Many people consider the start of Capitalism to be the Industrial Revolution, or even the publication of The Wealth of Nations by Adam Smith. However, the origins of Capitalism could be traced back to the formation of the Verenigde Oostindische Compagnie (Dutch East India Company) in 1602.
At the time, world exploration was in its infancy, and it was customary to finance a single expedition to explore Indonesia, Africa, Sri Lanka, etc. However, the Netherlands created a single company, known as the Dutch East India Company, which had the able to declare war and govern itself through a 17 member board. The people of the Netherlands were able to invest in the Dutch East India Company, so Dutch East India Company was the first publicly traded company in the history of humanity. It created a monopoly on the Spice Trade in the Indian Ocean, which was an extremely profitable enterprise, and by 1648 the Netherlands was wealthier than every other European Nation. The Dutch East India Company had no rivals in the Netherlands, and was state-sponsored, they could rely upon the Netherlands for funding. Basically, the Dutch East India Company was a state-sponsored company that could declare war, and was a sovereign entity in itself, and was the first public corporation in history.

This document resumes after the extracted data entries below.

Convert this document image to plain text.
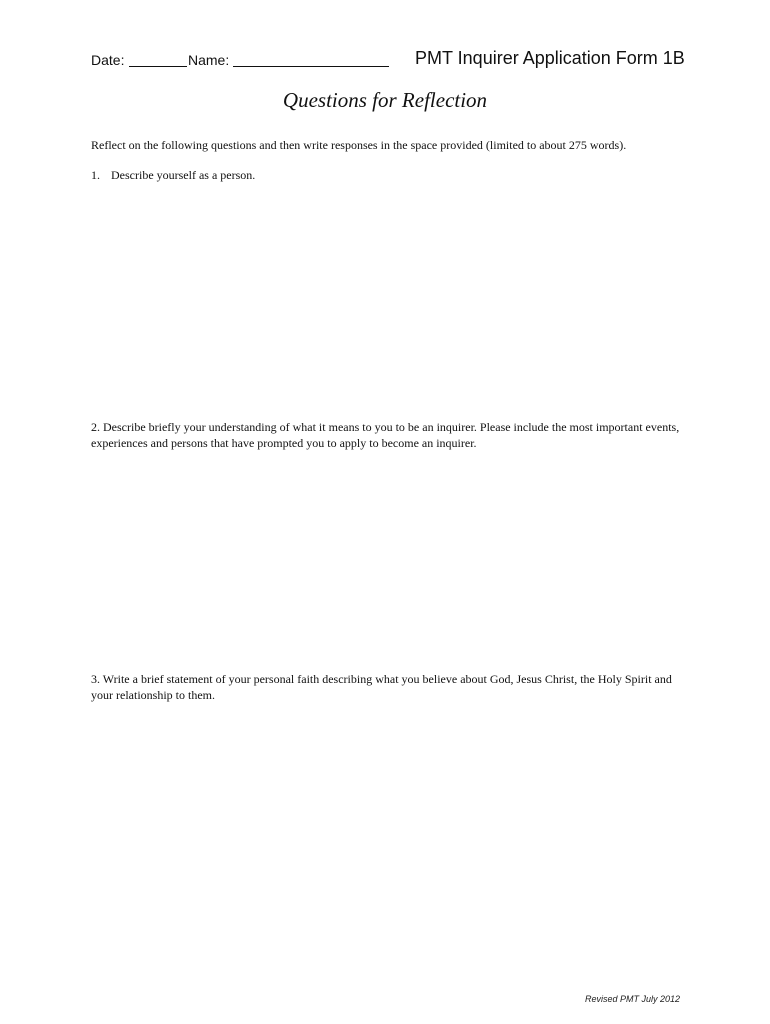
Date:	Name:	PMT Inquirer Application Form 1B
Questions for Reflection
Reflect on the following questions and then write responses in the space provided (limited to about 275 words).
1. Describe yourself as a person.
2. Describe briefly your understanding of what it means to you to be an inquirer. Please include the most important events, experiences and persons that have prompted you to apply to become an inquirer.
3. Write a brief statement of your personal faith describing what you believe about God, Jesus Christ, the Holy Spirit and your relationship to them.
Revised PMT July 2012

The Dutch East India Company eventually bankrupted in 1799, but there are some important things that can be gleaned from its existence. First, it shows the dangers of giving a corporation the powers of a sovereign nation. The duties of the state at the most basic level is to defend and empower its population, while the sole duty of a corporation is to profit. This is not necessarily a bad thing, however this means that what the corporation chooses to focus on is not what a government would.
Second, it shows the need for responsible management of corporations by the government, and reasonable amounts of regulation. Because the Dutch East India Company was so closely tied to the Netherlands, they felt immune from financial and legal penalty, and as a result they massacred and enslaved thousands of people in Indonesia in the search for profit and for natural resources.
Finally, the Dutch East India Company shows that a corporation must survive without government assistance. If a corporation can only survive through government revenue, this corporation is not fit to exist, since it brings no value to the taxpayer. The Dutch East India Company received millions of Guilders in financial aid from the Dutch Legislature, and this state-sponsored attitude for the private sector only stifles competition and raises prices.
Even though the Dutch East India Company went bankrupt in 1799, it is an important reminder of the dangers of mixing the public and private sectors, and gives us a poignant reminder of why corporations are not states.